Predict what a mouse sees by decoding brain signals

A research team from EPFL has developed a novel machine-learning algorithm that can reveal the hidden structure in data recorded from the brain, predicting complex information such as what mice see.
© 2023 EPFL / Ella Marushchenko. The brain's neural activity is largely hidden in complex, nonlinear systems, much like how we can only see the surface of icebergs.

Is it possible to reconstruct what someone sees based on brain signals alone? The answer is no, not yet. But EPFL researchers have made a step in that direction by introducing a new algorithm for building artificial neural network models that capture brain dynamics with an impressive degree of accuracy.

Rooted in mathematics, the novel machine learning algorithm is called CEBRA (pronounced zebra), and learns the hidden structure in the neural code.

What information the CEBRA learns from the raw neural data can be tested after training by decoding – a method that is used for brain-machine-interfaces (BMIs) – and they’ve shown they can decode from the model what a mouse sees while it watches a movie. But CEBRA is not limited to visual cortex neurons, or even brain data. Their study also shows it can be used to predict the movements of the arm in primates, and to reconstruct the positions of rats as they freely run around an arena. The study is published in Nature.

“This work is just one step towards the theoretically-backed algorithms that are needed in neurotechnology to enable high-performance BMIs,” says Mackenzie Mathis, EPFL’s Bertarelli Chair of Integrative Neuroscience and PI of the study.

«This algorithm is not limited to neuroscience research, as it can be applied to many datasets involving time or joint information, including animal behavior and gene-expression data.»      Mackenzie Mathis, PI of the study

For learning the latent (i.e., hidden) structure in the visual system of mice, CEBRA can predict unseen movie frames directly from brain signals alone after an initial training period mapping brain signals and movie features.

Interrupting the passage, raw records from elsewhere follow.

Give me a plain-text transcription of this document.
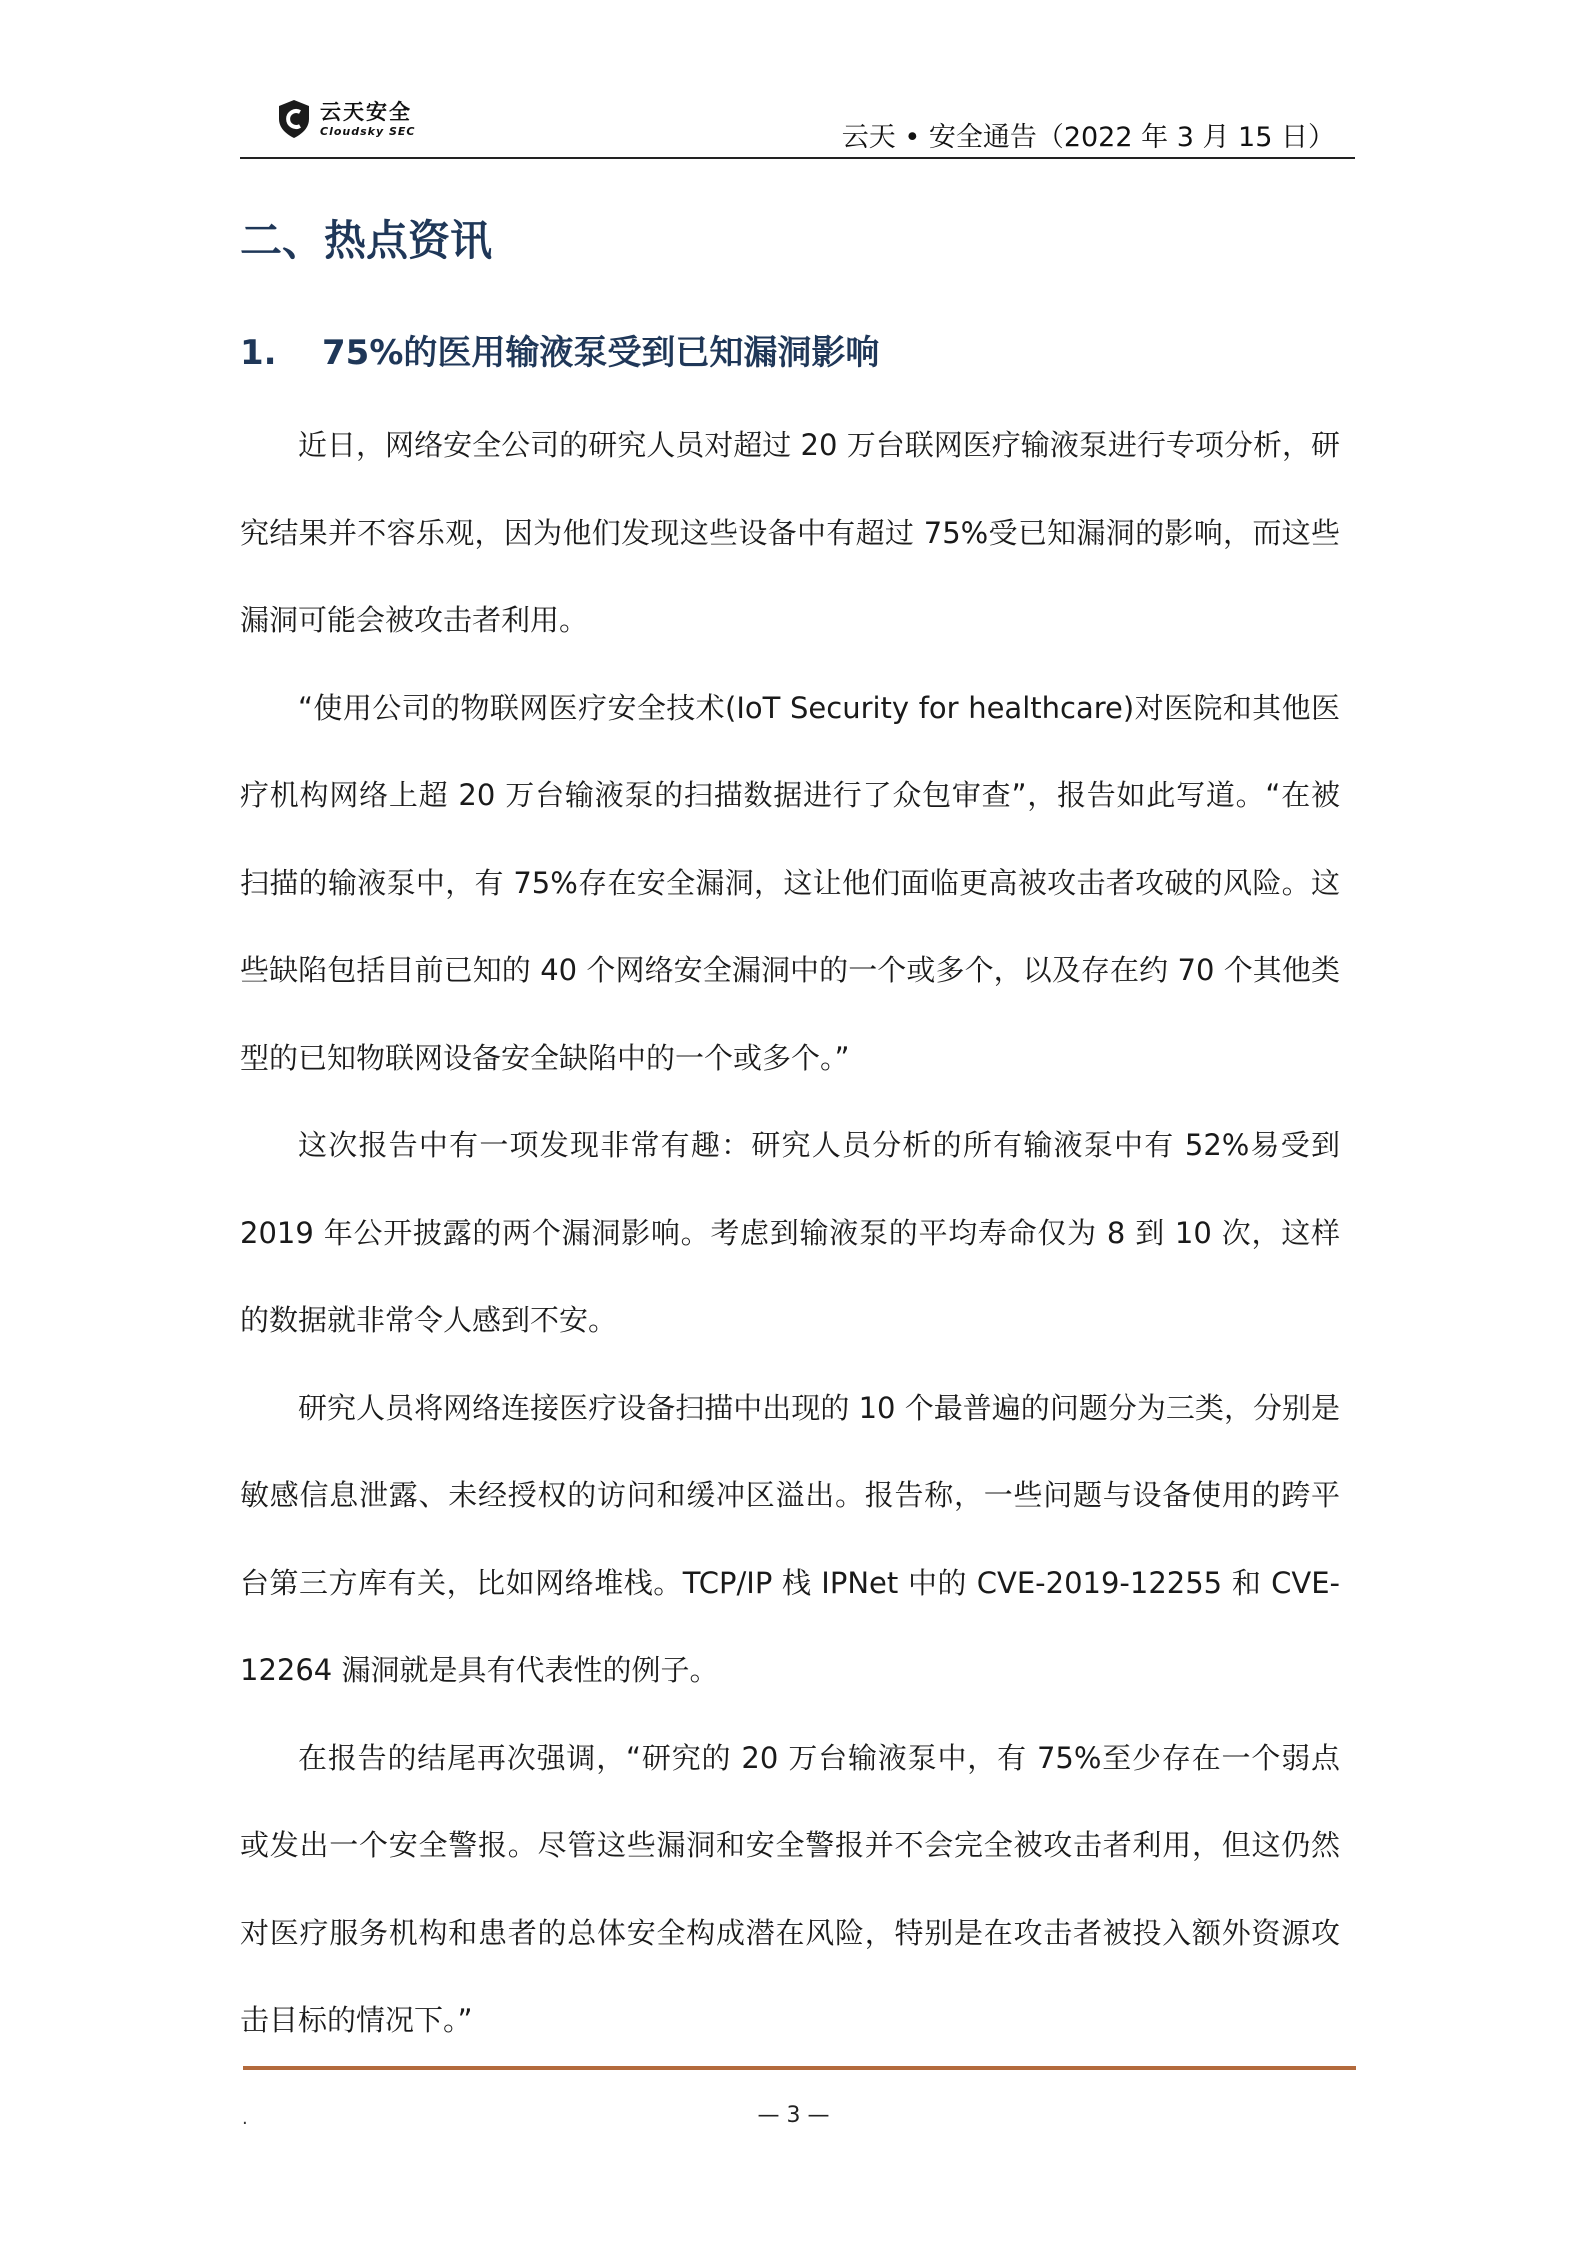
云天安全
Cloudsky SEC	云天 • 安全通告（2022 年 3 月 15 日）
二、热点资讯
1. 75%的医用输液泵受到已知漏洞影响

近日，网络安全公司的研究人员对超过 20 万台联网医疗输液泵进行专项分析，研究结果并不容乐观，因为他们发现这些设备中有超过 75%受已知漏洞的影响，而这些漏洞可能会被攻击者利用。

“使用公司的物联网医疗安全技术(IoT Security for healthcare)对医院和其他医疗机构网络上超 20 万台输液泵的扫描数据进行了众包审查”，报告如此写道。“在被扫描的输液泵中，有 75%存在安全漏洞，这让他们面临更高被攻击者攻破的风险。这些缺陷包括目前已知的 40 个网络安全漏洞中的一个或多个，以及存在约 70 个其他类型的已知物联网设备安全缺陷中的一个或多个。”

这次报告中有一项发现非常有趣：研究人员分析的所有输液泵中有 52%易受到 2019 年公开披露的两个漏洞影响。考虑到输液泵的平均寿命仅为 8 到 10 次，这样的数据就非常令人感到不安。

研究人员将网络连接医疗设备扫描中出现的 10 个最普遍的问题分为三类，分别是敏感信息泄露、未经授权的访问和缓冲区溢出。报告称，一些问题与设备使用的跨平台第三方库有关，比如网络堆栈。TCP/IP 栈 IPNet 中的 CVE-2019-12255 和 CVE- 12264 漏洞就是具有代表性的例子。

在报告的结尾再次强调，“研究的 20 万台输液泵中，有 75%至少存在一个弱点或发出一个安全警报。尽管这些漏洞和安全警报并不会完全被攻击者利用，但这仍然对医疗服务机构和患者的总体安全构成潜在风险，特别是在攻击者被投入额外资源攻击目标的情况下。”

.	— 3 —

The data used for the video decoding was open-access through the Allen Institute in Seattle, WA. The brain signals are obtained either directly by measuring brain activity via electrode probes inserted into the visual cortex area of the mouse’s brain, or using optical probes which consist of using genetically modified mice, engineered so that activated neurons glow green. During the training period, CEBRA learns to map the brain activity to specific frames. CEBRA performs well with less than 1% of neurons in the visual cortex, considering that, in mice, this brain area consists of roughly 0.5 million neurons.

“Concretely, CEBRA is based on contrastive learning, a technique that learns how high-dimensional data can be arranged, or embedded, in a lower-dimensional space called a latent space, so that similar data points are close together and more-different data points are further apart,” explains Mathis. “This embedding can be used to infer hidden relationships and structure in the data. It enables researchers to jointly consider neural data and behavioral labels, including measured movements, abstract labels like “reward,” or sensory features such as colors or textures of images.”

“CEBRA excels compared to other algorithms at reconstructing synthetic data, which is critical to compare algorithms,” says Steffen Schneider, the co-first author of the paper. “Its strengths also lie in its ability to combine data across modalities, such as movie features and brain data, and it helps limit nuances, such as changes to the data that depend on how they were collected.”

“The goal of CEBRA is to uncover structure in complex systems. And, given the brain is the most complex structure in our universe, it’s the ultimate test space for CEBRA. It can also give us insight into how the brain processes information and could be a platform for discovering new principles in neuroscience by combining data across animals, and even species.” says Mathis. “This algorithm is not limited to neuroscience research, as it can be applied to many datasets involving time or joint information, including animal behavior and gene-expression data. Thus, the potential clinical applications are exciting.”